Poor hitting and a porous bullpen will do the trick in a heartbeat. For the second straight outing, Johan Santana has not allowed any runs, but the Mets have gone on to blow the game after he departs. I think the Met ace feels like he is on island, that he is alone in his passion for winning and that his teammates lay back and wait for him to save the day.
The Mets handed a fragile one-run lead to Frankie Rodriguez, the man who should be the Mets MVP if they expect to go anywhere this year, because clearly, if they do start winning a lot of games, given their sputtering offense, you’d expect a lot of them to be save situations. Granted, its not a dramatic failure allowing a 27-hopper up the middle to the Padres gnome of a second baseman, David Eckstein, but its a failure nonetheless, one which the Mets can ill afford.

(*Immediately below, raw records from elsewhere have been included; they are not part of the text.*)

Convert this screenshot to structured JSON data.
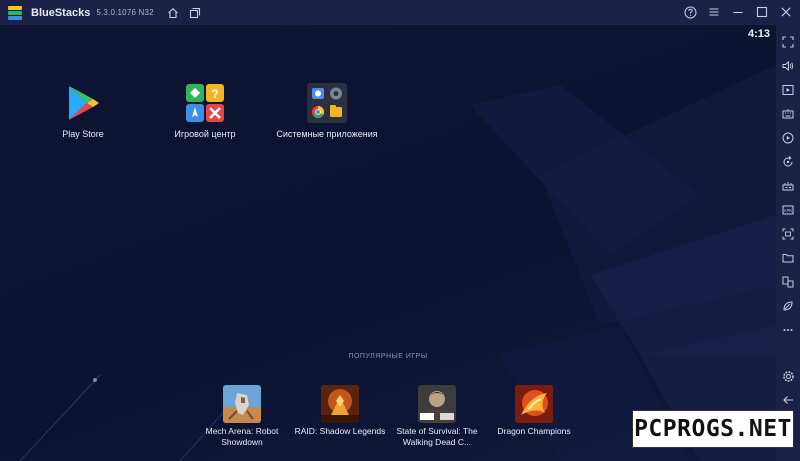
{
  "window": {
    "title": "BlueStacks",
    "version": "5.3.0.1076 N32"
  },
  "clock": "4:13",
  "apps": [
    {
      "label": "Play Store"
    },
    {
      "label": "Игровой центр"
    },
    {
      "label": "Системные приложения"
    }
  ],
  "popular": {
    "title": "ПОПУЛЯРНЫЕ ИГРЫ",
    "games": [
      {
        "label": "Mech Arena: Robot Showdown"
      },
      {
        "label": "RAID: Shadow Legends"
      },
      {
        "label": "State of Survival: The Walking Dead C..."
      },
      {
        "label": "Dragon Champions"
      }
    ]
  },
  "titlebar_icons": [
    "home-icon",
    "multi-instance-icon",
    "help-icon",
    "menu-icon",
    "minimize-icon",
    "maximize-icon",
    "close-icon"
  ],
  "sidebar_icons": [
    "fullscreen-icon",
    "volume-icon",
    "media-icon",
    "keyboard-icon",
    "record-icon",
    "rotate-icon",
    "gamepad-icon",
    "apk-icon",
    "screenshot-icon",
    "folder-icon",
    "multi-instance-icon",
    "eco-icon",
    "more-icon",
    "settings-icon",
    "back-icon",
    "home-icon"
  ],
  "watermark": "PCPROGS.NET",
  "colors": {
    "background": "#0d1330",
    "titlebar": "#1b2147",
    "text": "#e8ebf5"
  }
}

Even when the Mets were flying high, I sensed their psyche was still very fragile. Now, you sense that “here we go again” feeling kicks in when the Mets are on the ropes, instead of the “we’re never out of it” feeling you want your team to have. Of course we look once again to the leaders, Jerry Manuel and David Wright, and their apparent inability to set the appropriate tone for this team.
The Mets return home Friday looking for revenge against a Marlins squad that swept the Amazins four straight in their last set. In order to get the fans on their side, the Mets need a) to take at least 2 of 3 from the Fish and b) for someone other than Mike Pelfrey to get a win.